Nesse caso, 60% dos eleitores se manifestaram pela legislação, e ela foi mantida. Também foi mantido, com 56% dos votos, o Ato Federal contra o terrorismo, que era desafiado por grupos de direitos humanos e pelos Verdes, que via uma potencial violação de direitos de privacidade. Já o Ato Federal contra gases estufa foi rejeitado por 51% do eleitorado. A derrota do governo impõe uma revisão das leis suíças sobre emissão de gases estufa e, na prática, impede que o país consiga cumprir suas metas para 2030 oferecidas no Acordo de Paris. Curiosamente, o desafio foi imposto por alas do Partido Popular Suíço (SVP), de direita. O que torna isso curioso é o fato de que o SVP integra o governo federal.

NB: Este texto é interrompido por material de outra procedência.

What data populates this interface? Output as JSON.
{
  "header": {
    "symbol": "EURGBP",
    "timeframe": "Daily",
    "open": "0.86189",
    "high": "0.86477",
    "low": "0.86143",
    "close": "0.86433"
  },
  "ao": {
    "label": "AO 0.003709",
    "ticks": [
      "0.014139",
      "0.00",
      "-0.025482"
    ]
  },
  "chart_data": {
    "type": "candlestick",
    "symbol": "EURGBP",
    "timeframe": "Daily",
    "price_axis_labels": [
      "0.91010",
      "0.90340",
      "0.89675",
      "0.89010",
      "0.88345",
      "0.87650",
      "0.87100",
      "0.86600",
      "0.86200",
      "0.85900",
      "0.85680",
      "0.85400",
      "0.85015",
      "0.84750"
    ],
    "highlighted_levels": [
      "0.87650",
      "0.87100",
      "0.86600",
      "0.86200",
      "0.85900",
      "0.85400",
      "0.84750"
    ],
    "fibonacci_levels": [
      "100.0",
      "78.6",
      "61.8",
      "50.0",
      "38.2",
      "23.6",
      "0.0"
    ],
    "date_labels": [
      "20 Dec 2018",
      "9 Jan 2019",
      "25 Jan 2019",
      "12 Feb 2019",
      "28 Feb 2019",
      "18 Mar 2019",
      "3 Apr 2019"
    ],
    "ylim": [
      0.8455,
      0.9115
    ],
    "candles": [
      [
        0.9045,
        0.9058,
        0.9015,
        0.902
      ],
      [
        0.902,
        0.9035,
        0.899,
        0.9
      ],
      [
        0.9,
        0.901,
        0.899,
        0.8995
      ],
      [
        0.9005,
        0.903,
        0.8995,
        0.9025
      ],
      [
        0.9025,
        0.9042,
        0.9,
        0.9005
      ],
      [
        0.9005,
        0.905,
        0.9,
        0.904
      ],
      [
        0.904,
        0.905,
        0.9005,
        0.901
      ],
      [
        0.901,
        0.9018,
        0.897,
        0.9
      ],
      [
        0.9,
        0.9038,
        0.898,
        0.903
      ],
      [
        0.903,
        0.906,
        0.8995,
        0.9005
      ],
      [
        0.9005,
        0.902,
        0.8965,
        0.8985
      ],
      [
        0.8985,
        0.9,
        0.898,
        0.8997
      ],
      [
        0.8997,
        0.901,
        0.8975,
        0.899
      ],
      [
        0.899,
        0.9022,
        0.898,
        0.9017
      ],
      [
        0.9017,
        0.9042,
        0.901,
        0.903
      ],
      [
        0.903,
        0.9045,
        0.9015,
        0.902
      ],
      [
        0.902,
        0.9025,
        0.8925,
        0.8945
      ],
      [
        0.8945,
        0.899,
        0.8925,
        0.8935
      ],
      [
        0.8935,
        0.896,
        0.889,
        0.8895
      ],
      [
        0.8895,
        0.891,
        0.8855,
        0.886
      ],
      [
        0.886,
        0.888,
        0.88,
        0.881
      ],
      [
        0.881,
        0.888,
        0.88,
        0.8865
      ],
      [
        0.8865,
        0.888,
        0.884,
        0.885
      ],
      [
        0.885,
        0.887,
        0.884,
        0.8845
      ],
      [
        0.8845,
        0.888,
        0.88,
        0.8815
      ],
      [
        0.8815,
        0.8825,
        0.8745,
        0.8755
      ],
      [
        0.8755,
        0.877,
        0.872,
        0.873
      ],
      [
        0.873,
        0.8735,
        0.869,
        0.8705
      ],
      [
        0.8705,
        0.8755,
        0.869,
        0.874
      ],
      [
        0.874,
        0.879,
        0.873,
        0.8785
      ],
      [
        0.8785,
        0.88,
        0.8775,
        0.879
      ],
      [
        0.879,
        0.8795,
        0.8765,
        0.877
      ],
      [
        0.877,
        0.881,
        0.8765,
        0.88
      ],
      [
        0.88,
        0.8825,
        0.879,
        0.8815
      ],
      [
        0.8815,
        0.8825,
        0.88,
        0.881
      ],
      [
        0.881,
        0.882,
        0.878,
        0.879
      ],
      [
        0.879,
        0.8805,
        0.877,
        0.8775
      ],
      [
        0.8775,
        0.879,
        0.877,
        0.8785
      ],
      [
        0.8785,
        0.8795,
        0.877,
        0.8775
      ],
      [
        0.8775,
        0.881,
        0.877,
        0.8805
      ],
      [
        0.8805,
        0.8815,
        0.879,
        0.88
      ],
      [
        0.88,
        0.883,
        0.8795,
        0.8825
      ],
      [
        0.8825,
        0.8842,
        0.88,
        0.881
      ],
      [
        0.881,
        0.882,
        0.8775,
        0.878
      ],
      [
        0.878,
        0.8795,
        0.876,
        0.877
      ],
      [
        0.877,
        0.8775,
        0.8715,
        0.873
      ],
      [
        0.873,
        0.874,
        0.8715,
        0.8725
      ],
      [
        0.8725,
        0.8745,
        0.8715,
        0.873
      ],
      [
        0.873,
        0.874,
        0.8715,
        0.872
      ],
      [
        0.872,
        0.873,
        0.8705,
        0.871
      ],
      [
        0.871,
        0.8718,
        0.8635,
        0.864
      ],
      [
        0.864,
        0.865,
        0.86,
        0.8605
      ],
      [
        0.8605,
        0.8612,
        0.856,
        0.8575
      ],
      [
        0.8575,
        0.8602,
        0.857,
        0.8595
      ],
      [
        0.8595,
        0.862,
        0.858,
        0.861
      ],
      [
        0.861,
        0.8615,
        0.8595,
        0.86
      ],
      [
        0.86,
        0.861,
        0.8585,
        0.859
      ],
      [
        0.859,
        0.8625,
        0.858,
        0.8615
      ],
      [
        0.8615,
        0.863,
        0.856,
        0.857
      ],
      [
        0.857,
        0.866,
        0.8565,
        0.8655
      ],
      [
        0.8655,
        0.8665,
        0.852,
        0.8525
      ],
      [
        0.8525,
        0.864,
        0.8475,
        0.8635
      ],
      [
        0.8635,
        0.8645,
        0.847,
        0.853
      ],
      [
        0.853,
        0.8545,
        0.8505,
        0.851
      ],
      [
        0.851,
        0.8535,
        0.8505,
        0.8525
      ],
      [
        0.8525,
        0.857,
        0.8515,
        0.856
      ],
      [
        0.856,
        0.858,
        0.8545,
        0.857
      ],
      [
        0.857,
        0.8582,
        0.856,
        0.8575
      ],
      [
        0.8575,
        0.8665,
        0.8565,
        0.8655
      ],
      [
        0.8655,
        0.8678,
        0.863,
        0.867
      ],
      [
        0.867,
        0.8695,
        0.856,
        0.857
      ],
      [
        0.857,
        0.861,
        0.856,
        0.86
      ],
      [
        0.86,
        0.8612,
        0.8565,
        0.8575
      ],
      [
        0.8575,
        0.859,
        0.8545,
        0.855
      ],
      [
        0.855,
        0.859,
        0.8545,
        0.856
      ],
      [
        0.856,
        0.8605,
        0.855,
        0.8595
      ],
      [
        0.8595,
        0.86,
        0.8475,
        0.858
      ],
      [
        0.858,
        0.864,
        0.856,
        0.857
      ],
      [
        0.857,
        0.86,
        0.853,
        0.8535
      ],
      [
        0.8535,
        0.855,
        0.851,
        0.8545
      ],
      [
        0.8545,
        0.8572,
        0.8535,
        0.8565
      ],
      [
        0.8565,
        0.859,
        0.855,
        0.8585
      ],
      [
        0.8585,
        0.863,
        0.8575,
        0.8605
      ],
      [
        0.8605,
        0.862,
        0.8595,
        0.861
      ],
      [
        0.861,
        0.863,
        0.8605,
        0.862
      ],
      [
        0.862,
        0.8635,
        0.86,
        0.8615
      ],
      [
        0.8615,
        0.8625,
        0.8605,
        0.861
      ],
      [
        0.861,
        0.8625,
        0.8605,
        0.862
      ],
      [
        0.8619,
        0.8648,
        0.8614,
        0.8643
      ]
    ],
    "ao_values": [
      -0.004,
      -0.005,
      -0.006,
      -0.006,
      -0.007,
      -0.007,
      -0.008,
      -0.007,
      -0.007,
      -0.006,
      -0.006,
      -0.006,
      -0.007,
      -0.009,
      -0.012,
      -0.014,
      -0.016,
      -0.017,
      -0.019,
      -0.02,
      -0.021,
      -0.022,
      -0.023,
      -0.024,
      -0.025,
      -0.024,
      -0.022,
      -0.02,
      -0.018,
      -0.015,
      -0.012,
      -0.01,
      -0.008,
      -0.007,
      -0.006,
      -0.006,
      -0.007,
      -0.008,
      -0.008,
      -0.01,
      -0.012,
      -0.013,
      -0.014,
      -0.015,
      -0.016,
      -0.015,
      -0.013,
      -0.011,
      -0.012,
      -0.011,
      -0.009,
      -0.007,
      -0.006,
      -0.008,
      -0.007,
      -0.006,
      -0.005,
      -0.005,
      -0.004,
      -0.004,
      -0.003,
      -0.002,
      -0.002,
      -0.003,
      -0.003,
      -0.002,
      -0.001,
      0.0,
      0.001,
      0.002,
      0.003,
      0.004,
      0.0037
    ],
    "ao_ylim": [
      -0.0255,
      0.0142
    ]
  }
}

Já as duas propostas populares, uma para banir alguns tipos de pesticidas e outra para maior rigidez de regras ambientais em relação ao abastecimento de água potável, foram rejeitadas, ambas as rejeições com cerca de 60%. E os suíços ainda serão consultados mais duas vezes em 2021, em setembro e em novembro.
Do país alpino vamos até a Finlândia, onde foram realizadas eleições municipais. Lá, assim como no caso alemão, é reproduzido o modelo parlamentarista. Os municípios elegem suas câmaras, chamadas de conselhos, e, dentro dos conselhos, são formadas coalizões de governo. A exceção é a capital Helsinque, cidade mais populosa, que possui um prefeito eleito diretamente.
O que torna essa eleição finlandesa atraente para o olhar internacional é o fato de marcar um ganho expressivo do partido Finlandeses, anteriormente chamado de "Verdadeiros Finlandeses". É um partido nacionalista, anti-imigração, anti-miscigenação, eurocético, conservador nos costumes, pró-Estado de bem-estar social e protecionista na economia. Integrantes do partido dizem que a legenda não é "nem de esquerda e nem de direita". O Finlandeses elegeu 1.350 conselheiros municipais, tornando-se o quarto maior partido do país nesse critério e expandindo seus eleitores em quase 6%. Em diversos pequenos municípios foi o partido mais votado.
O Partido do Centro continua a maior legenda do país, com 2.448 conselheiros, mas perdeu quase 400 assentos. O único partido, fora o Finlandeses, que aumentou foi a conservadora Coalizão Nacional, com 64 novos assentos, totalizando 1.554. A terceira maior bancada municipal é dos social-democratas, que, hoje, lideram o governo nacional, com a premiê Sanna Marin. Aos 35 anos de idade, ela tornou-se a mais jovem mulher eleita para uma chefia de governo nacional. O Finlandeses, inclusive, é um dos poucos partidos da Finlândia que não é liderado por uma mulher. Com a segunda maior bancada no parlamento nacional e o sucesso no nível municipal, tornam-se os principais concorrentes para a chefia da Finlândia nas próximas eleições, que ocorrem em menos de dois anos.